From a precarious position of 49 for 4 in the ninth, Madsen and Brooke Guest retaliated with a shrewd stand of 92 in 70 balls. Because Madsen was in charge of overseeing things, you had the impression that it might be enough, but it never quite seemed like enough.

Madsen evaluates pitches better than anyone in the area. Numerous statistics could be computed by data experts. It’s only a matter of time before Google pitch robots start collecting soil samples from the ground. The usage of every algorithm that money (in Derbyshire’s case, around 50 pounds) can buy is possible. Then, when Madsen was told that 175 would be the winning score, he would mull it over and change it to 151.

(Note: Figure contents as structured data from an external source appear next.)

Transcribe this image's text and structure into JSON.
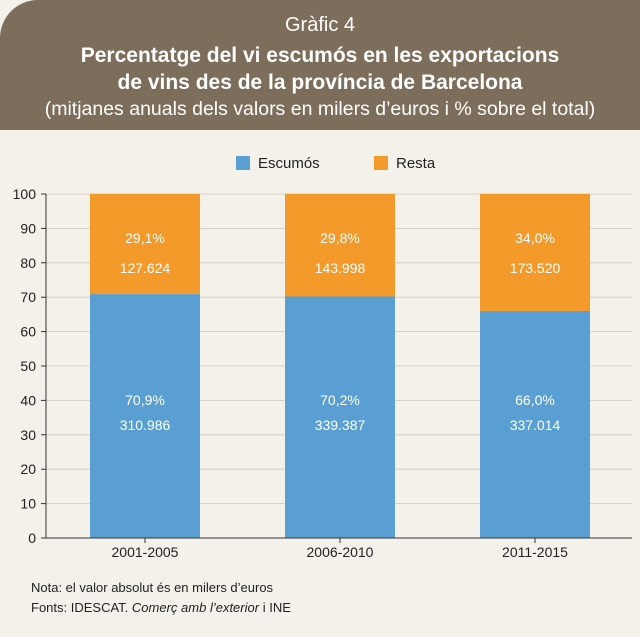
{
  "header": {
    "label": "Gràfic 4",
    "title_line1": "Percentatge del vi escumós en les exportacions",
    "title_line2": "de vins des de la província de Barcelona",
    "subtitle": "(mitjanes anuals dels valors en milers d’euros i % sobre el total)"
  },
  "colors": {
    "header_bg": "#7d6e5c",
    "escumos": "#5a9fd4",
    "resta": "#f39a2a",
    "panel_bg": "#f4f1ea"
  },
  "chart_data": {
    "type": "bar",
    "stacked": true,
    "categories": [
      "2001-2005",
      "2006-2010",
      "2011-2015"
    ],
    "series": [
      {
        "name": "Escumós",
        "values": [
          70.9,
          70.2,
          66.0
        ],
        "pct_labels": [
          "70,9%",
          "70,2%",
          "66,0%"
        ],
        "value_labels": [
          "310.986",
          "339.387",
          "337.014"
        ]
      },
      {
        "name": "Resta",
        "values": [
          29.1,
          29.8,
          34.0
        ],
        "pct_labels": [
          "29,1%",
          "29,8%",
          "34,0%"
        ],
        "value_labels": [
          "127.624",
          "143.998",
          "173.520"
        ]
      }
    ],
    "ylim": [
      0,
      100
    ],
    "yticks": [
      0,
      10,
      20,
      30,
      40,
      50,
      60,
      70,
      80,
      90,
      100
    ],
    "grid": true,
    "legend_position": "top-center"
  },
  "notes": {
    "line1": "Nota: el valor absolut és en milers d’euros",
    "sources_prefix": "Fonts: IDESCAT.",
    "sources_italic": "Comerç amb l’exterior",
    "sources_suffix": "i INE"
  }
}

Derbyshire were very cautious on this occasion. Madsen and Guest started out steadily, continued to be solid during the middle phase, and stayed steady until the overs came to an end. The Steelbacks dismissed Guest in the final over when he lifted Andrew Tye into long-on, while Madsen was eliminated in the penultimate over when he pulled Taylor to deep midwicket.

Sales failed to make the precise throw that was required after Reece refused Madsen’s request for a single into the offside, which might have led to Northants dismissing Madsen with just a single to his credit. The unfortunate bowler, former Derbyshire seamer Tom Taylor, dropped him on 40 as well. Taylor threw a ball to mid-on, but Tye botched it with an awkward dive.

Despite losing Ricardo Vasconcelos early on by pulling to short midwicket, Willey and Lynn were able to put Northants in a respectable position. When Reece struck out both hitters in the space of three balls, Willey holed out at deep square and Lynn dragged on a wide one, Derbyshire bowled with vigor and realized they had a chance.

Saif Zaib, a fine natural talent who has languished in bud for far too long, flowered with the most alluring innings of the day on 14, but he was saved on 14 by Zaman Khan, who slapped the left-arm spinner, Mark Watt, to the edge of the circle. As a result, Northants easily defeated a target of 44 from the last six balls.